Salami parvient avant moi sur le palier. Ses efforts physiques le font haleter ; un filet argenté dégueuline de sa langue rose jambon. Il se retourne pour s’assurer que je l’ai suivi. Rassuré, il redresse sa queue fléchissante.
La porte surenchérit sur le cossu ambiant. On en devine l’épaisseur rien qu’à la voir. Bois du Nord très clair, avec des cloutures dorées. Sur le chambranle, une plaque de cuivre : « ÉLÉONORE » en caractères noirs. Pas de nom de famille. Mais peut-être en est-ce un ? Grand-mère me disait que les gens possédant un prénom pour patronyme descendent d’enfants trouvés. Je n’ai jamais eu confirmation d’une telle assertion ; si elle est fondée, je salue tous ceux qui, ayant au démarrage un prénom pour raison sociale, ont su s’en confectionner un blaze à toute épreuve.

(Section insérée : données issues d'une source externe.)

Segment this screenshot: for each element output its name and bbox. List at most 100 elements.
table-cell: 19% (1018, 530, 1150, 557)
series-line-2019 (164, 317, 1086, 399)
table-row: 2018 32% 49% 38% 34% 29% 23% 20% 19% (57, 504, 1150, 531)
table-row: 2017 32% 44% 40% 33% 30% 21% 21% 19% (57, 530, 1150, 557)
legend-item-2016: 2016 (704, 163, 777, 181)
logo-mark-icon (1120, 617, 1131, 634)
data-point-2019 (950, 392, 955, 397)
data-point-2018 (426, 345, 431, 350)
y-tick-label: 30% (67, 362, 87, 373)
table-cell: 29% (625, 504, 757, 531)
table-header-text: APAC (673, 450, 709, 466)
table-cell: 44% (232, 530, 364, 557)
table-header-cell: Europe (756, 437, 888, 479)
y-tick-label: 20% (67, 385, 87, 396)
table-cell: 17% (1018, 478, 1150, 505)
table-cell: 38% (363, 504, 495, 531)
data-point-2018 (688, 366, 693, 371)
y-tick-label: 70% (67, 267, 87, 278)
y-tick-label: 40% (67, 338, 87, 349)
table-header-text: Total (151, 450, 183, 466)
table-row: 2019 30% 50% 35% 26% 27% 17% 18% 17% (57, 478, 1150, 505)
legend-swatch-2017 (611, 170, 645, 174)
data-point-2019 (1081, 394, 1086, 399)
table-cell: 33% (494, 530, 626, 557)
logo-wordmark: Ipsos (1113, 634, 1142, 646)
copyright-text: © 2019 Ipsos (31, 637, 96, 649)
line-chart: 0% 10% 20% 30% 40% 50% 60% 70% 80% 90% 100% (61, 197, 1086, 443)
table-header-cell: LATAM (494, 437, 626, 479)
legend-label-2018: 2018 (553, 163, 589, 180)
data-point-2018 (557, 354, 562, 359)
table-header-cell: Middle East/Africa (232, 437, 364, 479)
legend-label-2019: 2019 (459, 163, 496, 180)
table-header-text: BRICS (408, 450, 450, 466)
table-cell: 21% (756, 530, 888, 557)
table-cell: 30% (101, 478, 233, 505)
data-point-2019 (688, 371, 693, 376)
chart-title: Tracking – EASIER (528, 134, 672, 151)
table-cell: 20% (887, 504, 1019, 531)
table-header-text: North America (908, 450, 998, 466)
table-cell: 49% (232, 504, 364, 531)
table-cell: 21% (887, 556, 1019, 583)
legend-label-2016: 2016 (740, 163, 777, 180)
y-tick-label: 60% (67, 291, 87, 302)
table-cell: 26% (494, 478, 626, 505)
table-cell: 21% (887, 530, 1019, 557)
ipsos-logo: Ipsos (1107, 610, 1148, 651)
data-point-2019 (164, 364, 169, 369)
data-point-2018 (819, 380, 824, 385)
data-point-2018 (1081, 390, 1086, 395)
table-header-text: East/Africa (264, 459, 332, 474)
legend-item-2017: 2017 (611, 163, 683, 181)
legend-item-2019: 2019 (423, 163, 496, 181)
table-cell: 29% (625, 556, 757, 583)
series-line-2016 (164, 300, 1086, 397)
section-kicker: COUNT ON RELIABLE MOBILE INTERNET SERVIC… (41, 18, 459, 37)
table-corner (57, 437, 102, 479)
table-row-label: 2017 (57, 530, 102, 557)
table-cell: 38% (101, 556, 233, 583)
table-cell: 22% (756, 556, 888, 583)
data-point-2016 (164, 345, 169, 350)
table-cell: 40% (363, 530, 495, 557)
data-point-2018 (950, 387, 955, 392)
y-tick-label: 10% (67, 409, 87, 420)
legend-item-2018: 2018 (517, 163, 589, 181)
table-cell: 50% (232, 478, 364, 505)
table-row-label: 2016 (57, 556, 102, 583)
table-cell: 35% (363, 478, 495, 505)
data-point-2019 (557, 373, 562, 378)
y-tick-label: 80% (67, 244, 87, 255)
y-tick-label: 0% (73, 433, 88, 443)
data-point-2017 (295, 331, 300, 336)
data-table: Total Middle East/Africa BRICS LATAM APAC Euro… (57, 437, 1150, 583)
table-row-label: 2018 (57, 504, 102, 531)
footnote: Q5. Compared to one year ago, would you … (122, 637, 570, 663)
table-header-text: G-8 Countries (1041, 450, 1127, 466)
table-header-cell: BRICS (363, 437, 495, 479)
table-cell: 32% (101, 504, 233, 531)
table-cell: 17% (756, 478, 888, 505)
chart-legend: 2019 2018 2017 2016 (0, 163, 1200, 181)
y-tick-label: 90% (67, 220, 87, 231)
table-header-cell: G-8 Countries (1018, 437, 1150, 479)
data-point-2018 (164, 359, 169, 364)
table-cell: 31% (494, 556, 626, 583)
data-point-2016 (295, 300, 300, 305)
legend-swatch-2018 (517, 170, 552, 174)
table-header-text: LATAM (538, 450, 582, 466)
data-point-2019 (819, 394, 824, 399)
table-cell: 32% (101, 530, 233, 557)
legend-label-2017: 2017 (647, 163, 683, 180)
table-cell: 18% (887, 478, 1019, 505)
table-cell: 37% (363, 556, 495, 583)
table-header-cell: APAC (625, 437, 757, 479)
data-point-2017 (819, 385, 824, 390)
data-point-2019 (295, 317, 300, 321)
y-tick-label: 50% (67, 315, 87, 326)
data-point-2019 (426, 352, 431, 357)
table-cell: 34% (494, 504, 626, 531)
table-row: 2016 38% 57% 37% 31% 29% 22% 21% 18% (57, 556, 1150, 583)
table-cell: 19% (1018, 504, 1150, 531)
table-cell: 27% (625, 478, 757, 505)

Sous les huit lettres, un bouton que je presse. Le timbre à modulation de fréquence retentit dans l’apparte. Combien de sonnettes ai-je actionnées au cours de ma carrière ? On exerce un boulot de démarcheurs à domicile. À force de pratiquer cette manœuvre, j’ai acquis un vingt-deuxième sens qui me prévient lorsque mon geste restera stérile.
— Nobody , hé ? fais-je à mon tronçon de boa à pattes.
Il lève la tête, puis hausse l’épaule comme je le lui vois faire dans les périodes d’expectative.
— La règle des trois sommations, soliloqué-je en filant une nouvelle branlée au carillon.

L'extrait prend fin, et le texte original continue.